An exclamation of impatience burst from Ahmad's lips. The moment was opportune for a still more wicked design. It left him no time to argue the matter further.
"Then get thee gone upon thy business," he retorted angrily. "For all my trouble I see thou art poorly witted to rise in favor at the Rani's court. Thy stupidity will interpose between a great reward."
"To obey an order strictly was ever the injunction of my illustrious teacher, Dost Mohammed Khan," the young officer replied firmly. "Alone, by so doing, do I seek reward."

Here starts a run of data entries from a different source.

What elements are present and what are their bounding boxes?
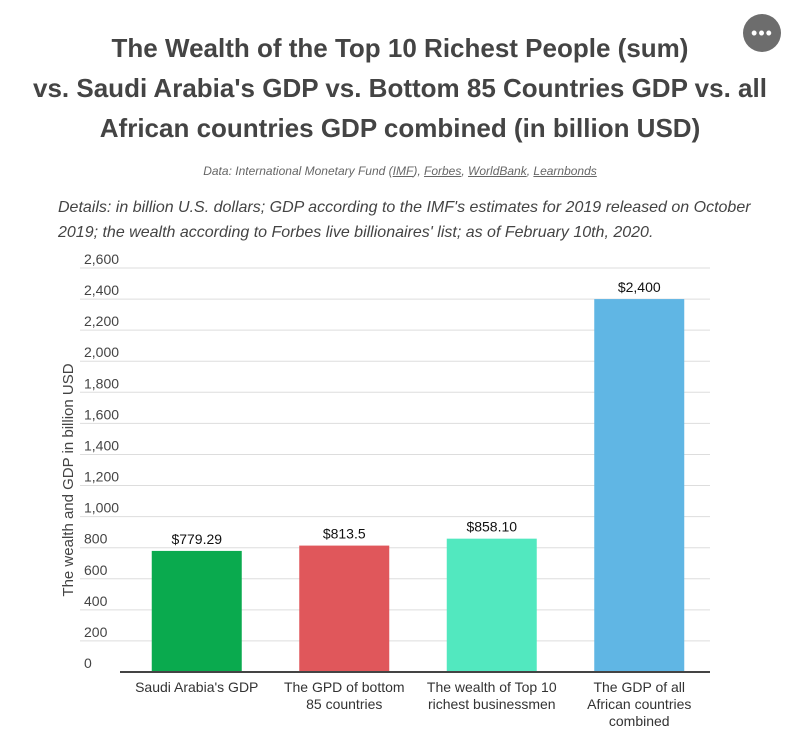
y-tick-label: 2,000 — [84, 344, 119, 360]
bar — [446, 538, 537, 672]
source-separator: , — [461, 164, 469, 178]
y-tick-label: 1,800 — [84, 375, 119, 391]
source-link-imf[interactable]: IMF — [392, 164, 414, 178]
y-tick-label: 1,200 — [84, 469, 119, 485]
chart-title: The Wealth of the Top 10 Richest People … — [0, 28, 800, 148]
y-axis-label: The wealth and GDP in billion USD — [60, 363, 77, 596]
source-separator: ), — [413, 164, 424, 178]
x-tick-label: 85 countries — [306, 696, 382, 712]
data-label: $2,400 — [618, 279, 661, 295]
x-tick-label: The GDP of all — [593, 679, 685, 695]
x-tick-label: The wealth of Top 10 — [427, 679, 557, 695]
x-tick-label: richest businessmen — [428, 696, 556, 712]
x-tick-label: African countries — [587, 696, 691, 712]
x-tick-label: combined — [609, 713, 670, 729]
details-note: Details: in billion U.S. dollars; GDP ac… — [58, 199, 751, 241]
y-tick-label: 2,400 — [84, 282, 119, 298]
bar — [151, 550, 242, 672]
source-link-learnbonds[interactable]: Learnbonds — [533, 164, 597, 178]
title-line: The Wealth of the Top 10 Richest People … — [111, 33, 689, 63]
data-label: $813.5 — [323, 526, 366, 542]
x-tick-label: Saudi Arabia's GDP — [135, 679, 258, 695]
source-link-worldbank[interactable]: WorldBank — [468, 164, 527, 178]
y-tick-label: 1,400 — [84, 437, 119, 453]
bar — [594, 299, 685, 672]
y-tick-label: 2,600 — [84, 251, 119, 267]
data-label: $779.29 — [171, 531, 222, 547]
bar — [299, 545, 390, 672]
source-link-forbes[interactable]: Forbes — [424, 164, 462, 178]
y-tick-label: 0 — [84, 655, 92, 671]
ellipsis-icon: ••• — [751, 23, 773, 43]
y-tick-label: 600 — [84, 562, 108, 578]
x-tick-label: The GPD of bottom — [284, 679, 405, 695]
source-separator: , — [526, 164, 534, 178]
y-tick-label: 1,600 — [84, 406, 119, 422]
title-line: vs. Saudi Arabia's GDP vs. Bottom 85 Cou… — [33, 73, 767, 103]
more-options-button[interactable]: ••• — [743, 14, 781, 52]
title-line: African countries GDP combined (in billi… — [99, 113, 701, 143]
y-tick-label: 800 — [84, 531, 108, 547]
y-tick-label: 200 — [84, 624, 108, 640]
data-label: $858.10 — [466, 519, 517, 535]
y-tick-label: 1,000 — [84, 500, 119, 516]
y-tick-label: 2,200 — [84, 313, 119, 329]
y-tick-label: 400 — [84, 593, 108, 609]
data-source: Data: International Monetary Fund (IMF),… — [0, 164, 800, 178]
source-prefix: Data: International Monetary Fund ( — [203, 164, 393, 178]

He saluted Ahmad haughtily, and turned to order the mounting of his command.
"A curse upon the fool," muttered Ahmad fiercely. "Who could have reckoned on a conscience from the Afghan school? But that the hour has come to gratify a yearning hunger, I would beat submission to his brain."
He bade the rest of the troopers await his return, and set forth in the opposite direction taken by the Rani. When beyond the range of observation from the tomb, he turned, and quickly but cautiously made a detour with the temple also, as his destination.
In his mind he beheld the woman of his passionate desire, practically alone and unprotected. To the priests and attendants he wasted not a thought. They would fly in terror at the first cry of alarm. She, for whom he had jeopardized his soul by swearing falsely on the Koran would then remain to suffer willingly or otherwise the purpose of his mind. That the ground was sacred, mattered not. Dedicated to a heathen God, it would have been an act of his faith to slaughter the priests and raze the building to the ground. More, was not she, also, an unbeliever, given into his embrace by the will of God. When accomplished, a swift horse in waiting, would, if need be, carry him far distant from the vengeance of the outraged woman. Of that he had not been unmindful.
The Rani had approached the temple with sorrow consuming her heart. Her affection for Prasad had gone forth spontaneously almost at their first meeting. She had beheld in him what she believed to be her ideal of a chivalrous noble. That he possessed failings due to youth and inexperience she was ready to admit; but that he should prove such a hopeless failure in all his qualities, was a bitter disappointment. A drunkard, a consort of other women, while he asserted his unalterable love for her, a conspirator against her authority if not her person, surely her affection could not have been bestowed upon a more worthless object. Her temperament was not such as to display her anguish by lamenting Prasad's faithlessness and her own wrong into every willing ear; but none the less was there the necessity to obtain relief by an outpouring of her spirit. In secret, before the great God she worshipped, she purposed to seek consolation for her wounded heart; then to go forth and bear outwardly before her people no trace of her inward grief.